- The Grange Location of The Grange in Edmonton
- Coordinates: 53°29′53″N 113°40′37″W﻿ / ﻿53.498°N 113.677°W
- Country: Canada
- Province: Alberta
- City: Edmonton
- Quadrant: NW
- Ward: sipiwiyiniwak

Government
- • Administrative body: Edmonton City Council
- • Councillor: Thu Parmar
- Elevation: 697 m (2,287 ft)

= The Grange, Edmonton =

The Grange is a residential area in the west portion of the City of Edmonton in Alberta, Canada.

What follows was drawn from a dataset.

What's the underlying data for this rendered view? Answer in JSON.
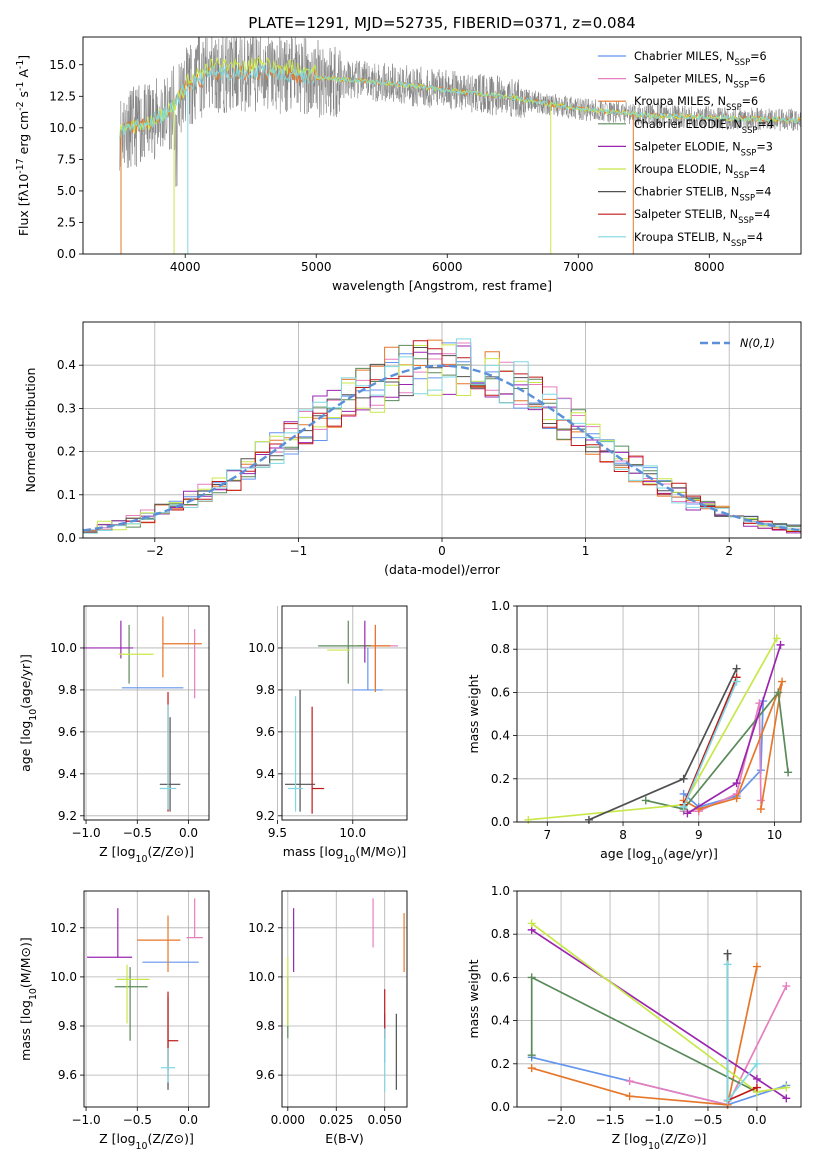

It was established in 1998 through Edmonton City Council's adoption of The Grange Area Structure Plan, which guides the overall development of the area.

== Geography ==
Located in west Edmonton, The Grange is bounded by 215 Street (Winterburn Road) to the west, a combination of 45 Avenue and Lessard Road to the south, Anthony Henday Drive (Highway 216) to the east, and Whitemud Drive to the north. The area is bisected by Guardian Road/199 Street and 62 Avenue.

The Enoch Cree Indian Reserve (Enoch Cree Nation) is located beyond 215 Street to the west within Parkland County, while the Edgemont neighbourhood is located to the south. The West Jasper Place area is across Anthony Henday Drive to the east and the Lewis Farms area is across Whitemud Drive to the north.

== Neighbourhoods ==
The Grange Area Structure Plan originally planned for three separate neighbourhoods. Today, the area includes the following:
- Glastonbury
- Granville
- The Hamptons

== Land use plans ==
In addition to The Grange Area Structure Plan, the following plans were adopted to further guide development of certain portions of The Grange area:
- the Glastonbury Neighbourhood Structure Plan (NSP) in 1998, which applies to the Glastonbury neighbourhood;
- the Granville NSP in 2007, which applies to the Granville neighbourhood; and
- The Hamptons NSP in 1998, which applies to The Hamptons neighbourhood.